Moldova does not have money to date vestiges discovered on its territory
The vestiges discovered in Moldova cannot be dated exactly because the state does not have money to pay for related researches and there are no other sponsorships, professor Ion Tentiuc, who heads the archeology department of the National Museum of Archeology and History, told Info-Prim Neo.
The exact date of the vestiges can be determined by bombarding the samples with atoms. The Moldovan scientists signed an agreement with the Bucharest-based Institute of Atomic Physics, which will open such a laboratory later this year or at the start of next year.
There are research centers in Kiev and Saint Petersbourg, but they can misjudge the time by even 500 years so that it is not worth spending by €100 for dating a sample.

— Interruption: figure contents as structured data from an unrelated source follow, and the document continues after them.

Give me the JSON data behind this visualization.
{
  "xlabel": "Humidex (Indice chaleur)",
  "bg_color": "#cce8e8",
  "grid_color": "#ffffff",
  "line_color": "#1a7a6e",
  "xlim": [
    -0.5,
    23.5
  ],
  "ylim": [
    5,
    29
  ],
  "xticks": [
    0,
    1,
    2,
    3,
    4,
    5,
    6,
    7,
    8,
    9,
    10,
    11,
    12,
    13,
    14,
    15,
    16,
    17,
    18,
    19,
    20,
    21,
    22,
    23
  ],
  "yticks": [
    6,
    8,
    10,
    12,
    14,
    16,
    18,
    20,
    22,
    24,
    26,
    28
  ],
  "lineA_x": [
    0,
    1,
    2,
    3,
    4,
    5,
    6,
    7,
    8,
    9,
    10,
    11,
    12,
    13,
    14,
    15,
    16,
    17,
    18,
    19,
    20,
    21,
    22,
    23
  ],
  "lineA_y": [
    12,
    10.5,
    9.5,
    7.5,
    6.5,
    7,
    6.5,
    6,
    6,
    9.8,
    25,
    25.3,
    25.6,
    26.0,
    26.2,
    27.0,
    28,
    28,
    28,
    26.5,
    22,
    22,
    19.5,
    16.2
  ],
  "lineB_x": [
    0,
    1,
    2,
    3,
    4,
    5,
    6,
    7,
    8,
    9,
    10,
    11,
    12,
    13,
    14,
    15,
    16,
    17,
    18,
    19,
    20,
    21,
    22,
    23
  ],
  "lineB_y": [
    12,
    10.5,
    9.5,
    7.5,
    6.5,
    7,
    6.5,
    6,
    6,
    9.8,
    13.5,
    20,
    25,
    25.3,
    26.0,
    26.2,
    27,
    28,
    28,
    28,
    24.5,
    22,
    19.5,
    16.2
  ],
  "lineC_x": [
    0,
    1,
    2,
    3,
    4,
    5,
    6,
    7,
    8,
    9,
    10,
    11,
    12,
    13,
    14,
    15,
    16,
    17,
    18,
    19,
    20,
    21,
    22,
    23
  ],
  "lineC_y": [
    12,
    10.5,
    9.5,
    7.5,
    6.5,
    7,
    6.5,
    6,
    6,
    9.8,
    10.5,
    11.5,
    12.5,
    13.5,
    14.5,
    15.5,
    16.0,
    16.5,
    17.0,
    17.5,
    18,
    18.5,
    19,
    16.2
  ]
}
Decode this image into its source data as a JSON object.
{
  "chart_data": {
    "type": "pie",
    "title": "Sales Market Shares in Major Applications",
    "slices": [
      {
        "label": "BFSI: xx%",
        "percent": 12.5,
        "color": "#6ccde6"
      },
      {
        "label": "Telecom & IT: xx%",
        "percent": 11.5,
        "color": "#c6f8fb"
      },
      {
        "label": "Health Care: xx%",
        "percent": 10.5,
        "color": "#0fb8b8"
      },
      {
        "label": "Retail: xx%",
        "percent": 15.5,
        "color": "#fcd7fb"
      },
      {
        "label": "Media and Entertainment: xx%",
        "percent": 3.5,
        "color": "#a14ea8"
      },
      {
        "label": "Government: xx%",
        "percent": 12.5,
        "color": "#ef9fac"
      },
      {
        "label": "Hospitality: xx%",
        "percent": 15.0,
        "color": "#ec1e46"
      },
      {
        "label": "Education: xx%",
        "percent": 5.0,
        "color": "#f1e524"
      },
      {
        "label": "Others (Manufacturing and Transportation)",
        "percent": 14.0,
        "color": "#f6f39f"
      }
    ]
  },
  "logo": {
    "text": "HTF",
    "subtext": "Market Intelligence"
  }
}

Modern centers work in Cambridge, Berlin, Kiel, but the prices there are very high. It costs about €500 to examine a sample. Usually, a sample should be examined two or three times before being dated.

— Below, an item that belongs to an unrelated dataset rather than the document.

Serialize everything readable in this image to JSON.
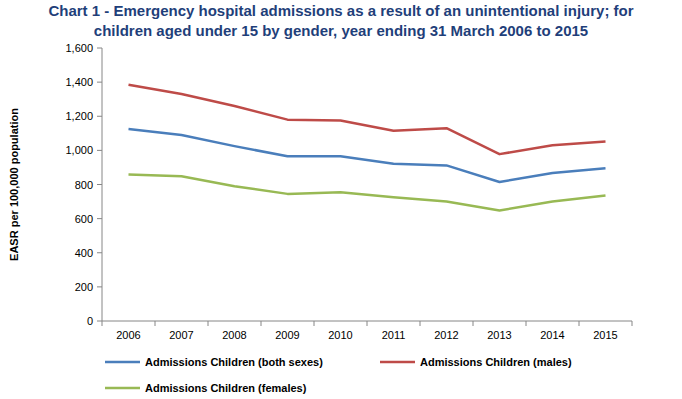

As the scientists in Moldova do not have financing and modern laboratories, they use traditional dating methods such as vertical successive stratigraphic analyses and numismatic analyses.
Veaceslav Bicbaiev, another specialist of the National Museum of Archeology and History of Moldova, analyzes airphotocopies that show archeological sites divided into fields. Most of the plans present human settlements from the Neolithic and Bronze Age of the Trypillian culture.
Unfortunately, said the expert, there is not enough money to take more pictures from the plane or at least to analyze them on the spot. The northern part is the most suitable for research as the fields there are not intensively cultivated and the vestiges have not been destroyed. But the Museum cannot cover the trips to those places and most of the researchers work out of passion and enthusiasm, Veaceslav Bicbaiev said.
Under the law, each construction in an old area of the town must be accompanied by the archeological assessment of the land from the foundation. A construction authorization is issued after these data are registered and the old traces are recovered. But in most of the cases, this obligation is simply ignored, say archeologists.